- Country: Tajikistan
- Location: Yovon, Khatlon Province
- Coordinates: 38°16′4.07″N 69°7′24.28″E﻿ / ﻿38.2677972°N 69.1234111°E
- Purpose: Power, irrigation
- Status: Operational
- Opening date: 1985; 41 years ago

Dam and spillways
- Type of dam: Embankment, concrete-face rock-fill
- Impounds: Vakhsh River
- Height: 70 m (230 ft)

Reservoir
- Active capacity: 84,000,000 m^{3} (68,000 acre⋅ft)

Power Station
- Operator: Barki Tojik
- Commission date: 1985-1986
- Type: Conventional
- Turbines: 4 x 150 MW Francis-type
- Installed capacity: 600 MW
- Annual generation: 3,500 GWh

= Baipaza Dam =

Dam in Yovon, Khatlon, Tajikistan

The Baipaza Dam (Байпазинская ГЭС; Нерӯгоҳи барқи обии Бойғозӣ) is a concrete face rock-fill dam on the Vakhsh River about 9 km southeast of Yovon in Khatlon Province, Tajikistan. A purpose of the dam is hydroelectric power generation and it supports a 600 MW power station.
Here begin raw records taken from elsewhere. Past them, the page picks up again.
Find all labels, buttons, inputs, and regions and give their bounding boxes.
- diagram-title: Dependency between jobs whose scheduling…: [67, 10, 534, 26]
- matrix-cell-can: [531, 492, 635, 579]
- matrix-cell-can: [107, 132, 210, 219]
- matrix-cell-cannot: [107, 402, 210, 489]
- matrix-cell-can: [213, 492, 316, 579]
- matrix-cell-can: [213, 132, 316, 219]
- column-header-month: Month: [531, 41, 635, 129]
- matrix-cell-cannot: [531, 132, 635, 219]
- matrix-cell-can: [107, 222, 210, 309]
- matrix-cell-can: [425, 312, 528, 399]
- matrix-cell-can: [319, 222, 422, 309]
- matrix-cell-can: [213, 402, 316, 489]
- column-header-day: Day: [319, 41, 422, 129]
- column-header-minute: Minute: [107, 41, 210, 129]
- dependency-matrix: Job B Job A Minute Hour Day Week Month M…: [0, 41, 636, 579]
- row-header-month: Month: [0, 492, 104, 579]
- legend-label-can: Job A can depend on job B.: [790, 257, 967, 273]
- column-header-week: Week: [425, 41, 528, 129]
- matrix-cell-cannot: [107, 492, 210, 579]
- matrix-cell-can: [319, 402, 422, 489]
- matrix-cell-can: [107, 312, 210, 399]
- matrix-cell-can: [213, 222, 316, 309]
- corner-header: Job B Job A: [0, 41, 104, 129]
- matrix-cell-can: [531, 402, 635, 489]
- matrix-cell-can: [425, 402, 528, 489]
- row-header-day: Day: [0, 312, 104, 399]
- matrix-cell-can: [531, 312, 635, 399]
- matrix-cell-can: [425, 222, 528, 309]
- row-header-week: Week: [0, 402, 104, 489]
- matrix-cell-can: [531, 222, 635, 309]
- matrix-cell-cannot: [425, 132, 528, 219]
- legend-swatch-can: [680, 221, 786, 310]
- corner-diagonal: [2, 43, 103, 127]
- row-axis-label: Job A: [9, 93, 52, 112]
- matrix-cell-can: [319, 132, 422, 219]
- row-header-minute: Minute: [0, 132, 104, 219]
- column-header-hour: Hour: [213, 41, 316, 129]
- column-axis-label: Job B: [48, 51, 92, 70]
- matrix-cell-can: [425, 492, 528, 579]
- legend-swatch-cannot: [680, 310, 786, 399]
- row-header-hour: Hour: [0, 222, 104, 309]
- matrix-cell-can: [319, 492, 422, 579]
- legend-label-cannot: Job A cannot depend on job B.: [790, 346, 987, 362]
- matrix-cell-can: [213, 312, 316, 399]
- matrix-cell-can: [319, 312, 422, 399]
The first three 150 MW Francis turbine-generators were commissioned in 1985, the fourth in 1986. Its reservoir also holds water for the irrigation of some 40000 ha in the Yovon and Obikiik Valleys to the west. This is accomplished by a 7.3 km tunnel which runs from the right back of the reservoir and through a mountain to the valley.